Recent advancements in artificial intelligence (AI) have rekindled the spirit of fully automated vulnerability remediation. The industry is booming with attempts to provide tailored remediation that works in your code base, taking into account your unique environment and circumstances, powered by generative AI. The tech is incredible and is already showing signs of success. The big question remains: Are we ready to embrace it?
Ask any developer using GitHub Copilot or one of the alternatives, and you will find wonderful examples of how AI can generate context-aware code completion suggestions that save a ton of time. You’ll also find examples of irrelevant, overly complex, or flat-out-wrong suggestions generated at bulk.
There’s no doubt we’re witnessing a breakthrough in technology that will produce automated code generation far better than everything we’ve seen before. However, tech is only one piece in the remediation puzzle, with significant weight falling on process and people.
New Tech, Old Challenges
Every change to an application is a balancing act between introducing improvements and protecting existing functionality. Urgent changes, including security fixes, take this problem to the extreme by introducing tight schedule constraints and a strong pressure to get things right. Applying patches can have unexpected consequences, which in the worst case can mean an outage.
Ask any IT manager who handles patching, and you will hear a never-ending list of horror stories where users were unable to go about their day-to-day work because of a seemingly benign patch. But failing to apply a patch, only to have the vulnerability exploited as part of a breach, can also have devastating consequences for the entire organization, as readers of this column are acutely aware.
Good software engineering is focused on finding a balance that maintains the ability to apply changes to the application at a fast pace while protecting the application and its maintainers from bad changes. There are plenty of challenges in achieving this goal, including legacy software that cannot be easily changed and ever-changing system requirements, to name just a couple.
In reality, maintaining the ability to change software is a difficult goal that cannot always be attained, and teams have to accept the risk of some changes resulting in unexpected consequences that need more remediation. The main challenge for engineers lies in ensuring that the proposed change would produce expected results, not in writing the actual code change, which generative AI can now do for us. Security fixes are no different.
Overlapping Responsibility for Application Security
Another major challenge that becomes acute in large enterprises is the fractioning of responsibility. A central AppSec team in charge of reducing risk across the organization cannot be expected to understand the potential consequences of applying a specific fix to a particular application. Some solutions, such as virtual patching and network controls, allow security teams to fix problems without relying on development teams, which could simplify mitigation, reduce required engineering resources, or eliminate buy-in.

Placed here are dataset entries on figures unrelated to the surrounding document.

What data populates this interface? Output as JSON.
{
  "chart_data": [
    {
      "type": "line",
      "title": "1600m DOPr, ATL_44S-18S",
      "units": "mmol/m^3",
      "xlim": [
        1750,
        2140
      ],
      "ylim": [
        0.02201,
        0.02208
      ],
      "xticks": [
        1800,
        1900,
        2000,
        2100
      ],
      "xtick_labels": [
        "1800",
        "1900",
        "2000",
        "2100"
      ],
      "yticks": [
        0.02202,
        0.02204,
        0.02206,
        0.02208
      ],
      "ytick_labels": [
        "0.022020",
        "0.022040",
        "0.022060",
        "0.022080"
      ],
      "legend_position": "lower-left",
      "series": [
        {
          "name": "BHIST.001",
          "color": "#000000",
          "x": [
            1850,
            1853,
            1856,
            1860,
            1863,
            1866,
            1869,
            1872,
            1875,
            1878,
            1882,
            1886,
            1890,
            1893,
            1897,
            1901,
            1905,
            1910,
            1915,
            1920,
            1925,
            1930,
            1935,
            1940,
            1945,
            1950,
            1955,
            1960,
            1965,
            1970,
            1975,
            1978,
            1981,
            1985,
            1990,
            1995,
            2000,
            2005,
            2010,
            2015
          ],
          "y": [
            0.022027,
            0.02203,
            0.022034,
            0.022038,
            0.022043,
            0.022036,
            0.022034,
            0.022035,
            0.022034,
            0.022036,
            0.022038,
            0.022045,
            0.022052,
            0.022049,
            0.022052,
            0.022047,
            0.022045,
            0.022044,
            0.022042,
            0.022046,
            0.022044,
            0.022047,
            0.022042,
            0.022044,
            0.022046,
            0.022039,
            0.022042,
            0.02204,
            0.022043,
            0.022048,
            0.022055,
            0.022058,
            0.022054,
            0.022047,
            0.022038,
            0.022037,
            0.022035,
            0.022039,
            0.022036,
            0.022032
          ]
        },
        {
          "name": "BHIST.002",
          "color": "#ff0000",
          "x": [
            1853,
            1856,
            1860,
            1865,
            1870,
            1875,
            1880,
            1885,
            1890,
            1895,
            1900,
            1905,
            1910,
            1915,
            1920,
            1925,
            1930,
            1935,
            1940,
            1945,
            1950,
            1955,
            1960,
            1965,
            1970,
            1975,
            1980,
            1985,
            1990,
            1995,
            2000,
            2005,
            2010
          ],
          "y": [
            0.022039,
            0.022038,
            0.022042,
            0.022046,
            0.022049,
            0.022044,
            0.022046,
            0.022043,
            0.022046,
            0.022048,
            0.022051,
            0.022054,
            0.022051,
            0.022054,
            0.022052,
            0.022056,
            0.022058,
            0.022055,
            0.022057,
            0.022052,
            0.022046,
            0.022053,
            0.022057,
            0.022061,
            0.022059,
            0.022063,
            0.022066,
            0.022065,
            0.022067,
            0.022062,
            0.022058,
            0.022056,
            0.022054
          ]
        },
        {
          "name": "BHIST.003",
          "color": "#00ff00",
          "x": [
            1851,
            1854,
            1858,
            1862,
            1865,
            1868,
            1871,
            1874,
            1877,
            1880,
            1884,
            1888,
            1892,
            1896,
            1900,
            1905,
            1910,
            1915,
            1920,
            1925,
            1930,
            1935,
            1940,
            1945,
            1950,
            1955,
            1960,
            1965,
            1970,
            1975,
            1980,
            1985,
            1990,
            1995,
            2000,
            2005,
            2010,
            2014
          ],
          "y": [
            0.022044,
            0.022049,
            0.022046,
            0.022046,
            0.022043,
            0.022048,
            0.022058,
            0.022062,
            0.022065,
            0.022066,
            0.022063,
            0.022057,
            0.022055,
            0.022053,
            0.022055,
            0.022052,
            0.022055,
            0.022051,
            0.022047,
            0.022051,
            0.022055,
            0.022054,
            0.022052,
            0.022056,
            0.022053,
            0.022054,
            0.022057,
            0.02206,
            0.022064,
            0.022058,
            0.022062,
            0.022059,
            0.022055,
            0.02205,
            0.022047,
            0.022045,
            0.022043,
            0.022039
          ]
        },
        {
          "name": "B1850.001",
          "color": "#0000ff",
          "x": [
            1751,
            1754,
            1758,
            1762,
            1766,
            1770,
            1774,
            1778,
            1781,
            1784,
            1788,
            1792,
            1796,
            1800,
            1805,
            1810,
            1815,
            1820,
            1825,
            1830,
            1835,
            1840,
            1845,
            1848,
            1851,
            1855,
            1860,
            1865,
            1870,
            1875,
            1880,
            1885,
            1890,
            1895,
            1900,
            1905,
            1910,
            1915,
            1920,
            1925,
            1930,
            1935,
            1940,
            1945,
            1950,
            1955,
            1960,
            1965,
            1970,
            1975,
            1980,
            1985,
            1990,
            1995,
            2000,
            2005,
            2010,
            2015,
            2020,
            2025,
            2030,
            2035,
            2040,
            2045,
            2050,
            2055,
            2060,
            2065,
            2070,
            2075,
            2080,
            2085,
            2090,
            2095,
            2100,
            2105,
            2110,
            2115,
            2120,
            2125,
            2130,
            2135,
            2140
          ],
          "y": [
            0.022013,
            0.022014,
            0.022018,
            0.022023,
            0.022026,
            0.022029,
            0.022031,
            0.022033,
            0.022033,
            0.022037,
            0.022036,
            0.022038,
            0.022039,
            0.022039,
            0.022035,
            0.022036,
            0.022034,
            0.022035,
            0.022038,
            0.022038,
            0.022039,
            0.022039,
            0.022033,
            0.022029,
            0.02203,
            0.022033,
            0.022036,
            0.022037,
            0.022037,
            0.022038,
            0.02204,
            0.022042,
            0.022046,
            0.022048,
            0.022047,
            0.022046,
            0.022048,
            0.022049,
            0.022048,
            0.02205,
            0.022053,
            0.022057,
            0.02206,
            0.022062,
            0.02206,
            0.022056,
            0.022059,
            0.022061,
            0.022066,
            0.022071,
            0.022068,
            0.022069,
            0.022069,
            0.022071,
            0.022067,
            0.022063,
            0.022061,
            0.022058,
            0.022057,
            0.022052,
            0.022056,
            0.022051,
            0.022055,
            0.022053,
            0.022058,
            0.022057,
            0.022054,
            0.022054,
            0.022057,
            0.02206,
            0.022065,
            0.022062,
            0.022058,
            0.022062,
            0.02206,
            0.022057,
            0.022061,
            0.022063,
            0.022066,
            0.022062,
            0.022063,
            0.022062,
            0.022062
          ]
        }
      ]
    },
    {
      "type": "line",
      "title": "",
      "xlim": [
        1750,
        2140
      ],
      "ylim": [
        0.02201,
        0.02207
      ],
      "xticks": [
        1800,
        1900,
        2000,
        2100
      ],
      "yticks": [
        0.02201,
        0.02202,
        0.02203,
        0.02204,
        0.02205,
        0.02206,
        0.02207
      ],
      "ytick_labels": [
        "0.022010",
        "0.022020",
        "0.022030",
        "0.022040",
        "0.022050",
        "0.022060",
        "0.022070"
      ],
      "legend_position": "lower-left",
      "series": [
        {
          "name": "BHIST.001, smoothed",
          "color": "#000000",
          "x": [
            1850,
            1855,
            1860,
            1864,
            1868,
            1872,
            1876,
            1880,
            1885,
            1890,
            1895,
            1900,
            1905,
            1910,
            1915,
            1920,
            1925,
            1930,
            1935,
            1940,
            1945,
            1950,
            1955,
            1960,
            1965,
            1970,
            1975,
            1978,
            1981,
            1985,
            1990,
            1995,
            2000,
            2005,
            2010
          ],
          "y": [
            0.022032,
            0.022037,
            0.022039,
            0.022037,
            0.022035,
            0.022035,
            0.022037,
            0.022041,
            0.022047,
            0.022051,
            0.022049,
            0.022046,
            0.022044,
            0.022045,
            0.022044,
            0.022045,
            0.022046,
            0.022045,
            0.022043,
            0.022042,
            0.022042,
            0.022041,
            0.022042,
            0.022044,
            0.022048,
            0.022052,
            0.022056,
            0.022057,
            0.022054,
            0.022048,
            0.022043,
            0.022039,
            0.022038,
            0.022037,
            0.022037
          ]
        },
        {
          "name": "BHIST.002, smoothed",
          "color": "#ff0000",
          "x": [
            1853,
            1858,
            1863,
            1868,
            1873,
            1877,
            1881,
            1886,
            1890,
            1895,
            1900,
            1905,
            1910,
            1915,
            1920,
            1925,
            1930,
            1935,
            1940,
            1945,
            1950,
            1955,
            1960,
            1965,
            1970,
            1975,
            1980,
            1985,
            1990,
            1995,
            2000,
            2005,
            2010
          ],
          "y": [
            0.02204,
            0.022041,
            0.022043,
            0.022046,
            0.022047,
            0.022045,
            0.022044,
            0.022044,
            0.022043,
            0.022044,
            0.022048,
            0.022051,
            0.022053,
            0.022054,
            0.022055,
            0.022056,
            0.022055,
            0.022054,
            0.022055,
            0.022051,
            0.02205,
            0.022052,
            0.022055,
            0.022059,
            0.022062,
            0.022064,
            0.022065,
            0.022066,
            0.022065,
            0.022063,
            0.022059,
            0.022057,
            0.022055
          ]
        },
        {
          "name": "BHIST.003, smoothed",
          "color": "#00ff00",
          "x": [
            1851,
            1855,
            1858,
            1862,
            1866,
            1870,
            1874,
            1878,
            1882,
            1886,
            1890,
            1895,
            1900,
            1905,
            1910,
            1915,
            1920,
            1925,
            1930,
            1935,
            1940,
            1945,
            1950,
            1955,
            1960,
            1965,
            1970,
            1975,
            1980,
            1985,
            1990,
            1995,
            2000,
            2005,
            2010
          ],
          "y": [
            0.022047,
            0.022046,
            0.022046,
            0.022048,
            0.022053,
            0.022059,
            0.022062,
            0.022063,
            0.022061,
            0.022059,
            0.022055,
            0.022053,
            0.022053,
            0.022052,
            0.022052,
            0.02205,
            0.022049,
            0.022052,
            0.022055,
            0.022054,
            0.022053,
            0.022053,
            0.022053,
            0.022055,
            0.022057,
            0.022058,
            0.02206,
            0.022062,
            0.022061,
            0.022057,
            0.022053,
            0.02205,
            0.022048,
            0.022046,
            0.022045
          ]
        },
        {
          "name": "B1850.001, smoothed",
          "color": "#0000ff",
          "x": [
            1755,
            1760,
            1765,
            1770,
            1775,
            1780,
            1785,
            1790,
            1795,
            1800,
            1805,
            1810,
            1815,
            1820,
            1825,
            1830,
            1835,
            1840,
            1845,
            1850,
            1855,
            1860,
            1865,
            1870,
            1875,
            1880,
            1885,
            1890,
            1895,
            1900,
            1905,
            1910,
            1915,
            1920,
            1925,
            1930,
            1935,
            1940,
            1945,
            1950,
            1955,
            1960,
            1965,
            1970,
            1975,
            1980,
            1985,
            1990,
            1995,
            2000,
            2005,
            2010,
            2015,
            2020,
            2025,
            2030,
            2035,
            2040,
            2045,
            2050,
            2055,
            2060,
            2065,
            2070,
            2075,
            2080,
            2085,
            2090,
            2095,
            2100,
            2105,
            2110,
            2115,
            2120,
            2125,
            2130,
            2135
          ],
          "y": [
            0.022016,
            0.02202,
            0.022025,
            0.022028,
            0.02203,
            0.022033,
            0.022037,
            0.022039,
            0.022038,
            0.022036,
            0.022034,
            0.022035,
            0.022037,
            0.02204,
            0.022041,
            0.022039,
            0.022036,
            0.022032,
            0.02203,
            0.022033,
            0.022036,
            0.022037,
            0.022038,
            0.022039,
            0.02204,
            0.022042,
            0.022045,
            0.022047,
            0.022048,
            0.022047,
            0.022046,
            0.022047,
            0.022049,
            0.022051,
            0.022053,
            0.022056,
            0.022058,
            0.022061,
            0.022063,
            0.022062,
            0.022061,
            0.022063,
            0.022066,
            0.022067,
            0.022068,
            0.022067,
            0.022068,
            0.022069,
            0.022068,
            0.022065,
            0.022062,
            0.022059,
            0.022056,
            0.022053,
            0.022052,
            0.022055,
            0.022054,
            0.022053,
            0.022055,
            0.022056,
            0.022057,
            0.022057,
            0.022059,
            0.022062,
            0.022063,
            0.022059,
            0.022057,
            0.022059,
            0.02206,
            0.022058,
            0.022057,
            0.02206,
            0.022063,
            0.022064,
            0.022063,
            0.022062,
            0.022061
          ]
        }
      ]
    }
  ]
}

Politics aside, solutions like these are blunt tools that are bound to cause friction. Network controls, such as firewalls and Web application firewalls (WAFs), are an area where IT and security traditionally have much autonomy, and developers just have to deal with it. They represent a clear choice to put control before productivity and to accept the added friction for developers.
For application vulnerabilities, fixes require changing either the application’s code or the application’s environment. While changing the application’s code is within the scope of responsibility of a development team, changing the environment has always been a way for security teams to intervene and might present a better path for AI-generated remediations to be applied.

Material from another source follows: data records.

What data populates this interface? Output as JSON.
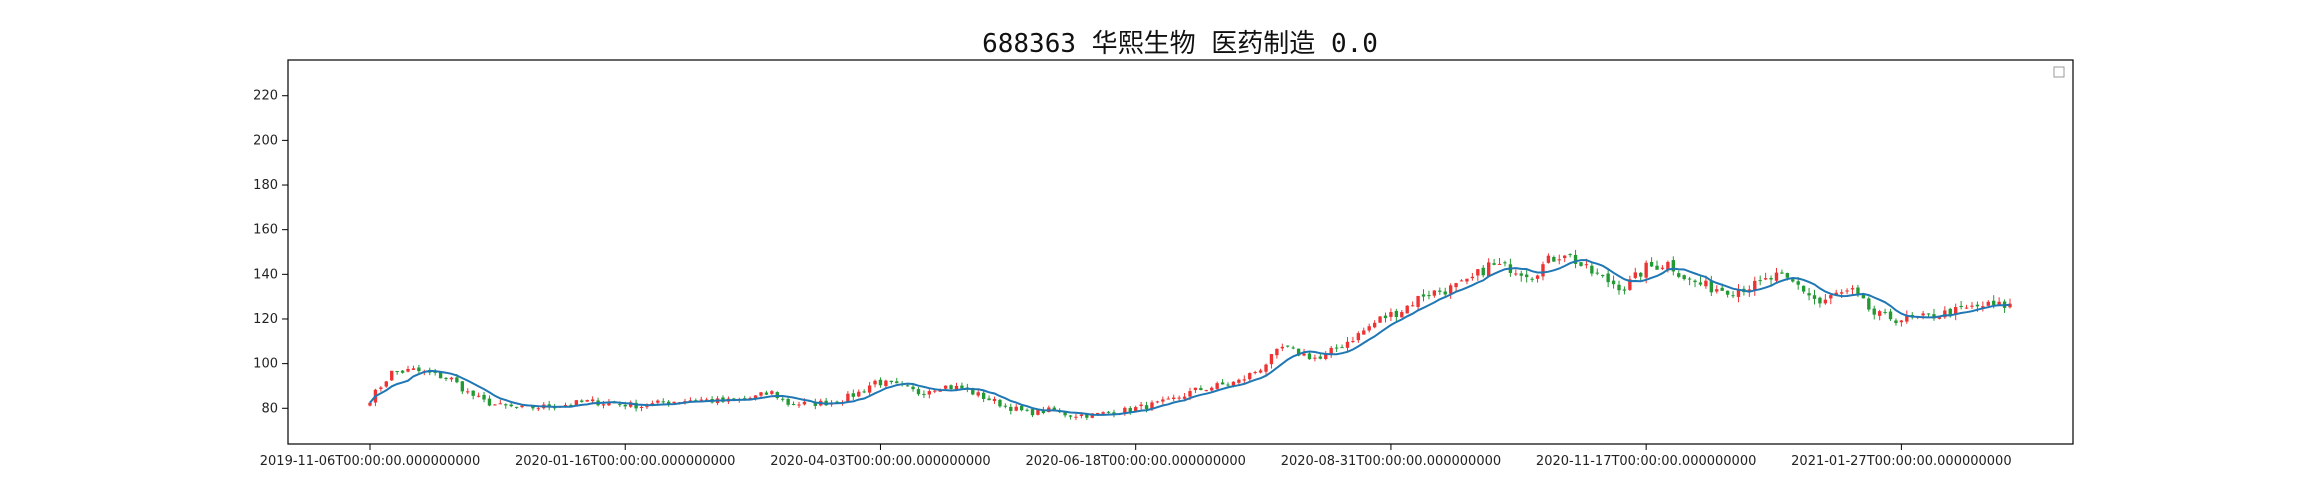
{
  "chart_data": {
    "type": "candlestick",
    "title": "688363 华熙生物 医药制造 0.0",
    "xlabel": "",
    "ylabel": "",
    "ylim": [
      64,
      236
    ],
    "yticks": [
      80,
      100,
      120,
      140,
      160,
      180,
      200,
      220
    ],
    "xticks": [
      "2019-11-06T00:00:00.000000000",
      "2020-01-16T00:00:00.000000000",
      "2020-04-03T00:00:00.000000000",
      "2020-06-18T00:00:00.000000000",
      "2020-08-31T00:00:00.000000000",
      "2020-11-17T00:00:00.000000000",
      "2021-01-27T00:00:00.000000000"
    ],
    "xtick_index": [
      0,
      47,
      94,
      141,
      188,
      235,
      282
    ],
    "n_bars": 303,
    "legend": {
      "placement": "top-right",
      "entries": []
    },
    "colors": {
      "up": "#ee3333",
      "down": "#229933",
      "ma": "#1f77b4"
    },
    "close_anchors": [
      [
        0,
        84
      ],
      [
        2,
        90
      ],
      [
        4,
        96
      ],
      [
        8,
        97
      ],
      [
        12,
        95
      ],
      [
        15,
        93
      ],
      [
        18,
        87
      ],
      [
        21,
        83
      ],
      [
        24,
        81
      ],
      [
        28,
        80
      ],
      [
        34,
        81
      ],
      [
        40,
        83
      ],
      [
        46,
        82
      ],
      [
        50,
        81
      ],
      [
        55,
        83
      ],
      [
        60,
        84
      ],
      [
        65,
        83
      ],
      [
        69,
        84
      ],
      [
        74,
        87
      ],
      [
        77,
        82
      ],
      [
        81,
        82
      ],
      [
        86,
        83
      ],
      [
        90,
        87
      ],
      [
        93,
        92
      ],
      [
        97,
        90
      ],
      [
        101,
        87
      ],
      [
        105,
        90
      ],
      [
        109,
        89
      ],
      [
        113,
        85
      ],
      [
        117,
        81
      ],
      [
        121,
        78
      ],
      [
        125,
        79
      ],
      [
        129,
        77
      ],
      [
        133,
        77
      ],
      [
        139,
        79
      ],
      [
        143,
        81
      ],
      [
        147,
        83
      ],
      [
        152,
        88
      ],
      [
        156,
        90
      ],
      [
        160,
        92
      ],
      [
        164,
        98
      ],
      [
        168,
        107
      ],
      [
        172,
        104
      ],
      [
        175,
        102
      ],
      [
        178,
        107
      ],
      [
        182,
        113
      ],
      [
        186,
        120
      ],
      [
        190,
        124
      ],
      [
        194,
        131
      ],
      [
        198,
        133
      ],
      [
        202,
        136
      ],
      [
        206,
        144
      ],
      [
        210,
        143
      ],
      [
        214,
        140
      ],
      [
        217,
        146
      ],
      [
        220,
        150
      ],
      [
        224,
        142
      ],
      [
        228,
        137
      ],
      [
        231,
        134
      ],
      [
        235,
        143
      ],
      [
        239,
        145
      ],
      [
        243,
        137
      ],
      [
        247,
        134
      ],
      [
        251,
        133
      ],
      [
        255,
        135
      ],
      [
        259,
        139
      ],
      [
        263,
        135
      ],
      [
        267,
        127
      ],
      [
        270,
        131
      ],
      [
        273,
        132
      ],
      [
        277,
        122
      ],
      [
        281,
        120
      ],
      [
        285,
        120
      ],
      [
        289,
        122
      ],
      [
        293,
        124
      ],
      [
        297,
        126
      ],
      [
        301,
        126
      ]
    ]
  }
}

In the on-premises world, this usually meant security agents managing workloads and infrastructure. In managed environments, like a public cloud provider or low-code/no-code platform, security teams could fully understand and examine changes to the environment, which allowed deeper intervention in application behavior.

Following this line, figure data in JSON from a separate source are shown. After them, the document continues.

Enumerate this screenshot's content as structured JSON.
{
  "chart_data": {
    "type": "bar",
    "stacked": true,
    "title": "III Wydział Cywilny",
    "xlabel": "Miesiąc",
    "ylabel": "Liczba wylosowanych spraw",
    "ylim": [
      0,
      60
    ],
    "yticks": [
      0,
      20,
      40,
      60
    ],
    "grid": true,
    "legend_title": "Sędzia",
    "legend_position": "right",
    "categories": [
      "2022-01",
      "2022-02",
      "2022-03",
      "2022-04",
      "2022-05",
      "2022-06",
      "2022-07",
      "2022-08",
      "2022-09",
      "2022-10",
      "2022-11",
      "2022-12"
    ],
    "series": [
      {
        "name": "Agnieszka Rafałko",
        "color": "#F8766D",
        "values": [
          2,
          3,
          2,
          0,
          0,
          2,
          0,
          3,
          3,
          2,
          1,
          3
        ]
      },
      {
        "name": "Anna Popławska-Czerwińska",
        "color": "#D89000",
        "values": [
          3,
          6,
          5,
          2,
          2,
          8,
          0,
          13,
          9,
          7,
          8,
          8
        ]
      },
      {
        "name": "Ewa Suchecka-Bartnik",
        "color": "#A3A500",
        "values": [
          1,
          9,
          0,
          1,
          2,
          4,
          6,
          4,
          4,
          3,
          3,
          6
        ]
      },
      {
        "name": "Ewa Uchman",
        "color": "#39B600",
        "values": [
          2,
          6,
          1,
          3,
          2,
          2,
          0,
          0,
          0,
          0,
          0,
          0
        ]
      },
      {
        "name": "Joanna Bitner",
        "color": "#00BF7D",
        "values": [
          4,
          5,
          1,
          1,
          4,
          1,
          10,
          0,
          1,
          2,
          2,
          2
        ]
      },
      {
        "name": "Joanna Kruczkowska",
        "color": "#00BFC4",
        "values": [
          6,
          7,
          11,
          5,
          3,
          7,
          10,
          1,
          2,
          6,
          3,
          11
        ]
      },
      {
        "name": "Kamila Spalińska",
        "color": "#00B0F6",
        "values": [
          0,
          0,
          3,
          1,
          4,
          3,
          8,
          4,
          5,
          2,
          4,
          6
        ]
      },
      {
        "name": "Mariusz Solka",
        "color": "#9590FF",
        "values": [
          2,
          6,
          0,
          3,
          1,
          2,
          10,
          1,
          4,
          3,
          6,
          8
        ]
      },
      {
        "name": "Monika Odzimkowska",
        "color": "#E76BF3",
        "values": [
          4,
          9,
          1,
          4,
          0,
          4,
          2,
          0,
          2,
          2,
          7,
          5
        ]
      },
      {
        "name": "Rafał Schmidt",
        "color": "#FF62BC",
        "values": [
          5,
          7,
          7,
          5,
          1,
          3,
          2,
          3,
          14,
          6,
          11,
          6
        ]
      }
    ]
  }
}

Configuration, for example, can change the behavior of an application without changing its code, thus applying a security mitigation while limiting consequences. A good example of this is enabling built-in encryption-at-rest for databases, preventing public data access, or masking sensitive data handled by a low-code app.
Striking the Right Balance
It is important to note that environment changes can have adverse effects on the application. Encryption comes at a performance cost, and masking makes debugging more difficult. However, these are risks more and more organizations are willing to take for the benefit of increasing security mitigation at lower engineering cost.
At the end of the day, even once a mitigation is available, organizations have to balance the risk of security vulnerabilities with the risk of applying mitigations. It is clear that AI-generated mitigations reduce the cost of remediation, but the risk of applying them will always exist. However, failing to remediate for fear of consequences puts us on one end of the spectrum between those two risks, which is far away from a perfect balance. Applying any auto-generated remediation automatically would be the other end of the spectrum.
Instead of choosing either extreme, we should acknowledge both the vulnerability risks and the mitigation risks and find a balance between the two. Mitigations will sometimes break applications. But choosing not to accept this risk means, by default, choosing to accept the risk of security breach due to lack of mitigation.